The aforementioned paradigm is applied in Janda’s assessments, as he acknowledged that basic movement patterns, contained within them, multiple muscles in the form of prime movers, synergists, and stabilizers (Page et al., 2010).

Janda’s basic movement pattern evaluations also implement a contemporary concept known as regional interdependence (RI), discussed in the author’s previous posts. Briefly, RI suggeststhat a remote dysfunctional movement pattern in one region of the body might influence a client’s primary report of pain and symptoms in a secondary region of the body (Sueki, Cleland, & Wainner, 2013).

For example, Avrahami and Potvin (2014) found that their intervention group with tight hip flexor/painful low back experienced a small, yet significant, reduction in reports of pain after psoas lengthening. Such evidence supports the concept of RI, and Janda’s approach.

Although Janda’s assessments appear to be rooted in evidence-based research, motor control theory, and best practice, the author does have some mild, yet respectful, criticisms of his approach. Janda’s 6 assessments might be difficult to objectively quantify, as there are no scoring mechanisms in place. Thus, questions like “how bad is bad?” or “is the movement good enough?” may go unanswered.
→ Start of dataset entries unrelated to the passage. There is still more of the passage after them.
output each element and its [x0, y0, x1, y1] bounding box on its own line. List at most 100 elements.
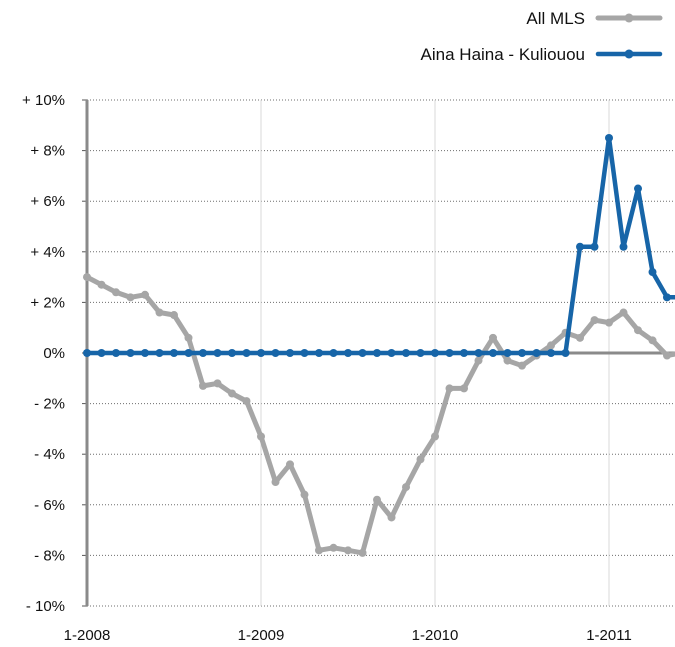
data-point: [141, 290, 149, 299]
data-point: [257, 432, 265, 441]
y-tick-label: - 2%: [34, 396, 65, 413]
data-point: [503, 356, 512, 365]
data-point: [257, 349, 265, 357]
data-point: [83, 273, 91, 282]
data-point: [431, 349, 439, 357]
data-point: [170, 349, 178, 357]
legend-swatch-marker: [624, 49, 634, 59]
data-point: [329, 349, 338, 357]
data-point: [358, 548, 367, 557]
data-point: [402, 349, 410, 357]
y-tick-label: + 8%: [30, 143, 65, 160]
legend-label: All MLS: [526, 9, 585, 28]
data-point: [576, 333, 584, 342]
data-point: [576, 242, 584, 251]
legend-label: Aina Haina - Kuliouou: [421, 45, 585, 64]
data-point: [300, 349, 309, 357]
legend-entry: All MLS: [526, 9, 663, 28]
data-point: [213, 379, 222, 388]
data-point: [83, 349, 91, 357]
data-point: [547, 349, 555, 357]
legend-swatch-marker: [624, 13, 634, 23]
data-point: [329, 543, 338, 552]
gridlines: [87, 99, 675, 607]
data-point: [315, 349, 323, 357]
data-point: [605, 318, 613, 327]
data-point: [561, 349, 570, 357]
data-point: [213, 349, 222, 357]
data-point: [141, 349, 149, 357]
series: [83, 133, 675, 557]
data-point: [474, 356, 483, 365]
data-point: [126, 349, 135, 357]
x-tick-label: 1-2008: [64, 627, 111, 644]
data-point: [358, 349, 367, 357]
data-point: [445, 384, 454, 393]
data-point: [489, 349, 497, 357]
y-tick-label: - 6%: [34, 497, 65, 514]
data-point: [634, 326, 642, 335]
data-point: [184, 349, 193, 357]
data-point: [286, 349, 294, 357]
data-point: [460, 349, 468, 357]
data-point: [155, 349, 164, 357]
data-point: [489, 333, 497, 342]
data-point: [373, 495, 381, 504]
data-point: [315, 546, 323, 555]
data-point: [126, 293, 135, 302]
data-point: [199, 381, 207, 390]
y-tick-label: + 6%: [30, 193, 65, 210]
y-tick-label: - 8%: [34, 547, 65, 564]
data-point: [112, 349, 120, 357]
x-tick-label: 1-2011: [586, 627, 632, 644]
data-point: [619, 242, 628, 251]
series-aina-haina-kuliouou: [83, 133, 675, 357]
data-point: [344, 349, 352, 357]
data-point: [170, 311, 178, 320]
data-point: [242, 349, 251, 357]
data-point: [271, 478, 280, 487]
data-point: [228, 349, 236, 357]
data-point: [590, 242, 599, 251]
data-point: [416, 455, 425, 464]
y-tick-label: + 2%: [30, 294, 65, 311]
data-point: [199, 349, 207, 357]
data-point: [590, 316, 599, 325]
data-point: [648, 336, 657, 345]
data-point: [634, 184, 642, 193]
x-tick-label: 1-2010: [412, 627, 459, 644]
series-all-mls: [83, 273, 675, 557]
y-tick-label: + 4%: [30, 244, 65, 261]
data-point: [619, 308, 628, 317]
data-point: [532, 349, 541, 357]
y-tick-label: + 10%: [22, 92, 65, 109]
data-point: [416, 349, 425, 357]
data-point: [518, 349, 526, 357]
y-tick-label: - 10%: [26, 598, 65, 615]
legend: All MLS Aina Haina - Kuliouou: [421, 9, 663, 64]
y-tick-label: 0%: [43, 345, 65, 362]
data-point: [503, 349, 512, 357]
data-point: [387, 349, 396, 357]
data-point: [155, 308, 164, 317]
data-point: [547, 341, 555, 350]
data-point: [112, 288, 120, 297]
data-point: [97, 280, 106, 289]
data-point: [228, 389, 236, 398]
data-point: [97, 349, 106, 357]
data-point: [431, 432, 439, 441]
data-point: [286, 460, 294, 469]
data-point: [184, 333, 193, 342]
data-point: [271, 349, 280, 357]
y-tick-labels: + 10% + 8% + 6% + 4% + 2% 0% - 2% - 4% - 6% - 8% -…: [22, 92, 65, 615]
data-point: [605, 133, 613, 142]
data-point: [344, 546, 352, 555]
data-point: [663, 293, 671, 302]
data-point: [242, 397, 251, 406]
data-point: [518, 361, 526, 370]
x-tick-labels: 1-2008 1-2009 1-2010 1-2011: [64, 627, 632, 644]
data-point: [474, 349, 483, 357]
x-tick-label: 1-2009: [238, 627, 285, 644]
legend-entry: Aina Haina - Kuliouou: [421, 45, 663, 64]
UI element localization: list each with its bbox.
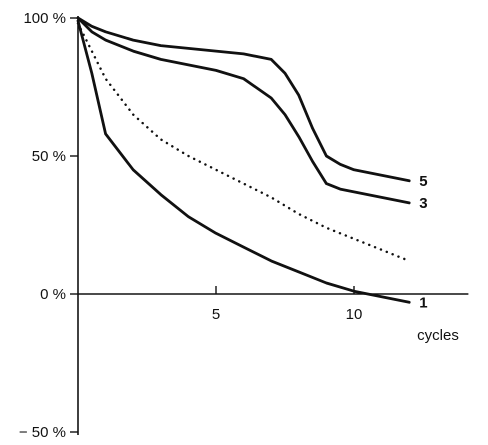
- axes: [77, 16, 469, 435]
- series-labels: 5 3 1: [419, 173, 427, 311]
- series-label-5: 5: [419, 173, 427, 190]
- y-tick-label-minus-50: − 50 %: [19, 424, 66, 441]
- y-tick-label-0: 0 %: [40, 286, 66, 303]
- series-label-1: 1: [419, 294, 427, 311]
- y-ticks: 100 % 50 % 0 % − 50 %: [19, 10, 78, 441]
- series-group: [76, 16, 411, 304]
- series-line-3: [76, 16, 411, 205]
- x-tick-label-10: 10: [346, 306, 363, 323]
- y-tick-label-50: 50 %: [32, 148, 66, 165]
- series-label-3: 3: [419, 195, 427, 212]
- x-axis-label: cycles: [417, 327, 459, 344]
- x-tick-label-5: 5: [212, 306, 220, 323]
- y-tick-label-100: 100 %: [23, 10, 66, 27]
- series-line-5: [76, 16, 411, 183]
- x-ticks: 5 10: [212, 286, 363, 323]
- series-line-1: [76, 19, 411, 304]
- series-line-dotted: [76, 22, 411, 263]
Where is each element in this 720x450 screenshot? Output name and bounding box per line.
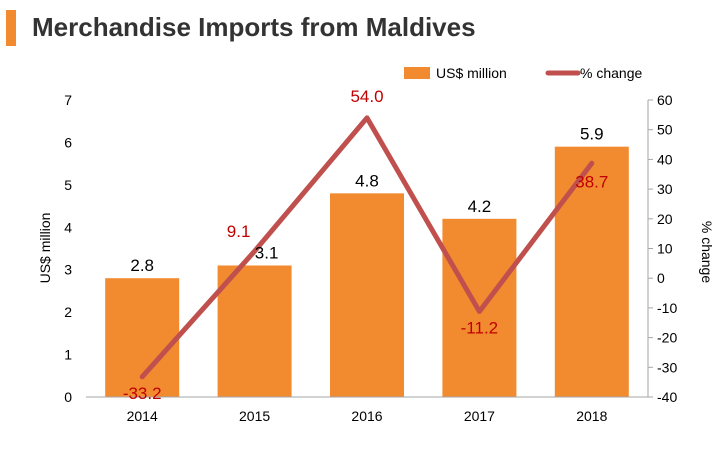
y-tick-label: 4 — [64, 219, 72, 235]
y2-tick-label: -10 — [657, 300, 677, 316]
legend-label-bar: US$ million — [436, 65, 507, 81]
legend-swatch-bar — [404, 67, 430, 79]
y2-tick-label: -30 — [657, 359, 677, 375]
y2-tick-label: 20 — [657, 211, 673, 227]
y2-tick-label: 40 — [657, 151, 673, 167]
bar-value-label: 4.2 — [468, 197, 492, 216]
title-bar: Merchandise Imports from Maldives — [0, 10, 720, 46]
line-value-label: 9.1 — [227, 222, 251, 241]
y-tick-label: 0 — [64, 389, 72, 405]
chart-title: Merchandise Imports from Maldives — [32, 12, 476, 42]
percent-change-line — [139, 115, 595, 380]
ticks-layer: 0 1 2 3 4 5 6 7 -40 -30 -20 -10 0 10 20 30 40 50 60 2014 201… — [64, 92, 677, 424]
title-accent-bar — [6, 10, 16, 46]
x-tick-label: 2016 — [351, 408, 382, 424]
y-axis-title: US$ million — [37, 213, 53, 284]
legend: US$ million % change — [404, 65, 642, 81]
bar-value-label: 5.9 — [580, 125, 604, 144]
line-value-label: 38.7 — [575, 172, 608, 191]
y-tick-label: 7 — [64, 92, 72, 108]
bar-2016 — [330, 193, 404, 397]
bar-value-label: 3.1 — [255, 243, 279, 262]
y2-tick-label: -40 — [657, 389, 677, 405]
bar-2015 — [217, 265, 292, 397]
y2-tick-label: 60 — [657, 92, 673, 108]
x-tick-label: 2017 — [464, 408, 495, 424]
labels-layer: 2.8 3.1 4.8 4.2 5.9 -33.2 9.1 54.0 -11.2 38.7 — [123, 87, 609, 403]
y-tick-label: 5 — [64, 177, 72, 193]
line-layer — [139, 115, 595, 380]
x-tick-label: 2014 — [127, 408, 158, 424]
y-tick-label: 1 — [64, 347, 72, 363]
y2-axis-title: % change — [699, 221, 715, 283]
y2-tick-label: 0 — [657, 270, 665, 286]
legend-label-line: % change — [580, 65, 642, 81]
line-value-label: 54.0 — [350, 87, 383, 106]
bar-value-label: 2.8 — [130, 256, 154, 275]
line-value-label: -33.2 — [123, 384, 162, 403]
x-tick-label: 2018 — [576, 408, 607, 424]
y-tick-label: 2 — [64, 304, 72, 320]
line-value-label: -11.2 — [461, 318, 499, 337]
y-tick-label: 3 — [64, 262, 72, 278]
y2-tick-label: 10 — [657, 241, 673, 257]
y-tick-label: 6 — [64, 134, 72, 150]
y2-tick-label: 30 — [657, 181, 673, 197]
y2-tick-label: -20 — [657, 330, 677, 346]
y2-tick-label: 50 — [657, 122, 673, 138]
bar-2018 — [554, 146, 629, 397]
x-tick-label: 2015 — [239, 408, 270, 424]
bar-value-label: 4.8 — [355, 171, 379, 190]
Another question the author has pertains to the transference/relevance of open kinetic chain (OKC) evaluations (i.e., hip extension test) to activities of daily living requiring a closed kinetic chain (CKC) event; the weight-bearing leg in the stance phase undergoes significant loading through the foot during the loading response phase to propulsion phase (Page et al., 2010). Thus, hip extension may behave differently in OKC versus CKC hip extension evaluations.
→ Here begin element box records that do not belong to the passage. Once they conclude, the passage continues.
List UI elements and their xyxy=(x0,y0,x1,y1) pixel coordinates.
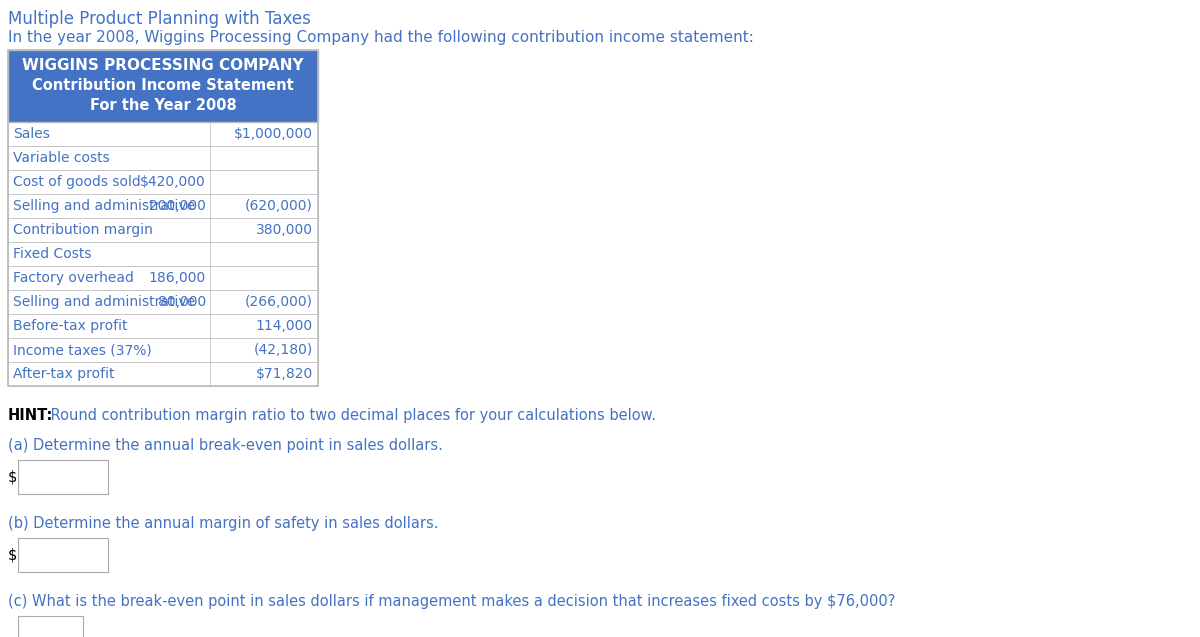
Bar xyxy=(8,290,318,314)
Text: $1,000,000: $1,000,000 xyxy=(234,127,313,141)
Bar xyxy=(8,50,318,122)
Text: Before-tax profit: Before-tax profit xyxy=(13,319,127,333)
Text: $420,000: $420,000 xyxy=(140,175,206,189)
Bar xyxy=(8,362,318,386)
Bar xyxy=(8,170,318,194)
Text: (42,180): (42,180) xyxy=(253,343,313,357)
Bar xyxy=(8,218,318,242)
Text: Multiple Product Planning with Taxes: Multiple Product Planning with Taxes xyxy=(8,10,311,28)
Bar xyxy=(8,194,318,218)
Text: (b) Determine the annual margin of safety in sales dollars.: (b) Determine the annual margin of safet… xyxy=(8,516,438,531)
Text: Variable costs: Variable costs xyxy=(13,151,109,165)
Text: 80,000: 80,000 xyxy=(157,295,206,309)
Text: (266,000): (266,000) xyxy=(245,295,313,309)
Text: In the year 2008, Wiggins Processing Company had the following contribution inco: In the year 2008, Wiggins Processing Com… xyxy=(8,30,754,45)
Bar xyxy=(18,460,108,494)
Text: Cost of goods sold: Cost of goods sold xyxy=(13,175,140,189)
Text: (a) Determine the annual break-even point in sales dollars.: (a) Determine the annual break-even poin… xyxy=(8,438,443,453)
Text: For the Year 2008: For the Year 2008 xyxy=(90,98,236,113)
Bar xyxy=(8,338,318,362)
Bar xyxy=(8,146,318,170)
Bar xyxy=(18,538,108,572)
Bar xyxy=(18,616,83,637)
Text: After-tax profit: After-tax profit xyxy=(13,367,114,381)
Text: 200,000: 200,000 xyxy=(149,199,206,213)
Text: 114,000: 114,000 xyxy=(256,319,313,333)
Text: Selling and administrative: Selling and administrative xyxy=(13,199,196,213)
Text: (620,000): (620,000) xyxy=(245,199,313,213)
Text: 186,000: 186,000 xyxy=(149,271,206,285)
Text: HINT:: HINT: xyxy=(8,408,53,423)
Bar xyxy=(8,314,318,338)
Bar xyxy=(8,50,318,386)
Text: $71,820: $71,820 xyxy=(256,367,313,381)
Text: $: $ xyxy=(8,547,17,562)
Text: $: $ xyxy=(8,469,17,485)
Text: 380,000: 380,000 xyxy=(256,223,313,237)
Text: WIGGINS PROCESSING COMPANY: WIGGINS PROCESSING COMPANY xyxy=(22,58,304,73)
Text: Round contribution margin ratio to two decimal places for your calculations belo: Round contribution margin ratio to two d… xyxy=(46,408,656,423)
Text: (c) What is the break-even point in sales dollars if management makes a decision: (c) What is the break-even point in sale… xyxy=(8,594,895,609)
Text: Contribution margin: Contribution margin xyxy=(13,223,152,237)
Bar xyxy=(8,122,318,146)
Text: Factory overhead: Factory overhead xyxy=(13,271,134,285)
Text: Selling and administrative: Selling and administrative xyxy=(13,295,196,309)
Text: Contribution Income Statement: Contribution Income Statement xyxy=(32,78,294,94)
Bar xyxy=(8,266,318,290)
Text: Income taxes (37%): Income taxes (37%) xyxy=(13,343,151,357)
Bar xyxy=(8,242,318,266)
Text: Sales: Sales xyxy=(13,127,50,141)
Text: Fixed Costs: Fixed Costs xyxy=(13,247,91,261)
In conclusion, Janda challenged traditional structural approaches that often could not determine cause of pain and dysfunction (Page et al., 2010). Instead, he embraced the functional approach; a paradigm, which questioned the origins of pain and aberrant movement patterns.
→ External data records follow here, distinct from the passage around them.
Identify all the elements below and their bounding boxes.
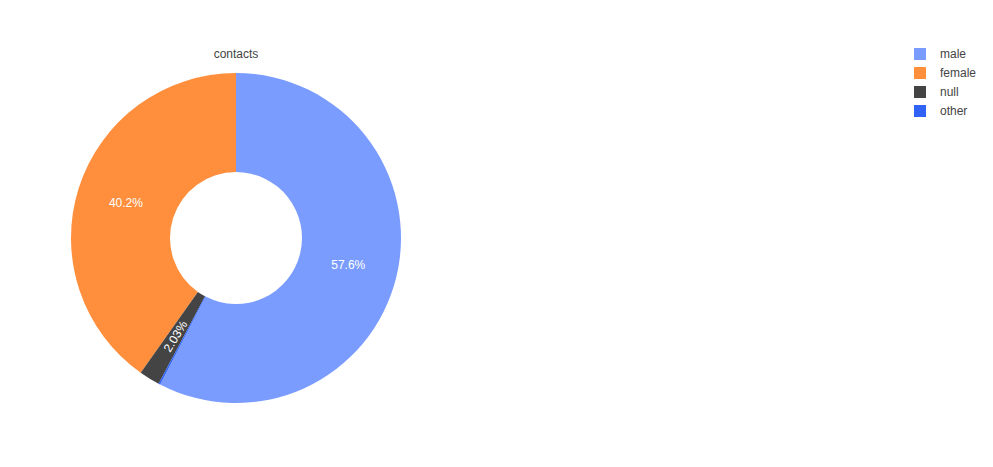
html-text:female: female xyxy=(940,65,976,80)
html-text:other: other xyxy=(940,103,968,118)
svg-text:40.2%: 40.2% xyxy=(109,196,143,210)
svg-text:57.6%: 57.6% xyxy=(331,258,365,272)
html-text:male: male xyxy=(940,46,966,61)
svg-text:2.03%: 2.03% xyxy=(161,318,191,355)
svg-text:contacts: contacts xyxy=(214,47,259,61)
html-text:null: null xyxy=(940,84,959,99)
Although not a flawless system, Janda’s aggregate of best practice, and evidence-based research has helped provide a clearer roadmap to understanding the genesis of dysfunctional movement patterns, and functional pathology. Science, by its very nature, builds upon itself through the passage of time. Thus, it is equally likely that Janda’s evaluations will also grow and evolve into greater versions of itself, as more evidence and clinical practice culminates.

References

Avrahami, D., & Potvin, J.R. (2014). The clinical and biomechanical effects of fascial-muscular lengthening therapy on tight hip flexor patients with and without low back pain. Journal of the Canadian Chiropractic Association, 58(4), 444-455.

Kenney, W.L., Wilmore, J.H., & Costill, D.L. (2012). Physiology of sport and exercise (5thed.). Champaign, IL: Human Kinetics

Magill, R. A. (2011). Motor learning and control: Concepts and applications (9thed.). New York: McGraw-Hill.

Page, P., Lardner, R., & Frank, C. (2010). Assessment and treatment of muscle imbalances: The Janda approach.Champaign, IL: Human Kinetics.

Sueki, D.G., Cleland, J.A., & Wainner, R.S. (2013). A regional interdependence model of musculoskeletal dysfunction: Research, mechanisms, and clinical implications. Journal of Manual and Manipulative Therapy, 21(2), 90-102.